Jedes Jahr – oder besser: Alle Jahre wieder – füllt sich in der Vorweihnachtszeit unser Briefkasten mit einer Art von Post, die in mir immer sehr gemischte Gefühle auslöst:
Mit Bettelbriefen aller Art, die Spendengelder für alle möglichen Projekte einwerben sollen, dabei sämtliche Einträge in Robinsonlisten u.Ä. missachtend, mit denen unverlangte Werbung ja eigentlich eingedämmt werden sollte.

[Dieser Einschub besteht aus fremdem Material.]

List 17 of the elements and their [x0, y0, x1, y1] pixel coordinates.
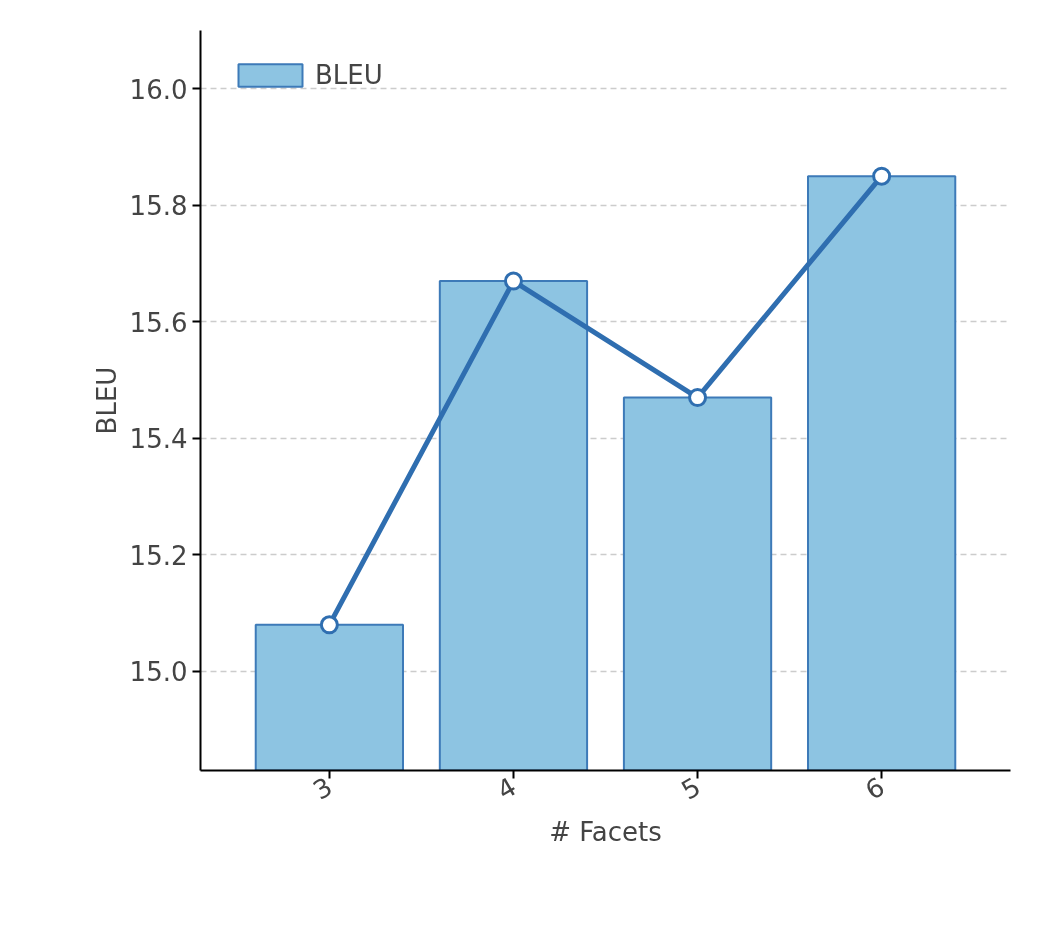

So wie dieses Exemplar, was sich gestern als absoluter Sieger des diesjährigen Spendenmarathons in unserem Briefkasten fand, obwohl ich dieser Art von Werbung bei dem Absender schon vor langer Zeit auch direkt widersprochen habe, nachdem unser Eintrag in der Robinsonliste widerholt nicht fruchtete:

Immerhin mit dem Erfolg, dass seitdem nicht mehr ich der Empfänger bin, sondern der dicke Brief von gestern jetzt an meine Liebste adressiert ist und nun wohl trotzdem unbeachtet ins Altpapier wandert.

Denn – obschon wir gerne und auch regelmässig etwas von unserem Geld abgeben – z.B. an Ärzte ohne Grenzen oder für die Seenotrettung im Mittelmeer:
Von uns bekommt prinzipiell niemand etwas, der meint, einen Teil der Spendengelder in derart aufwändige Werbekampagnen investieren zu müssen und damit den Empfängern Geld vorenthält, das eigentlich für sie bestimmt ist.
Wobei wir sicher nicht die einzigen sind, die derartige Post ungelesen entsorgen und sich nicht unerheblich über die unnütze Ressourcenverschwendung an Geld und Rohstoffen ärgern, die damit verbunden ist, wenn derartige Briefe zehntausendfach, oder wie hier: hundertausendfach nach dem Giesskannenprinzip gestreut auf die Reise gehen.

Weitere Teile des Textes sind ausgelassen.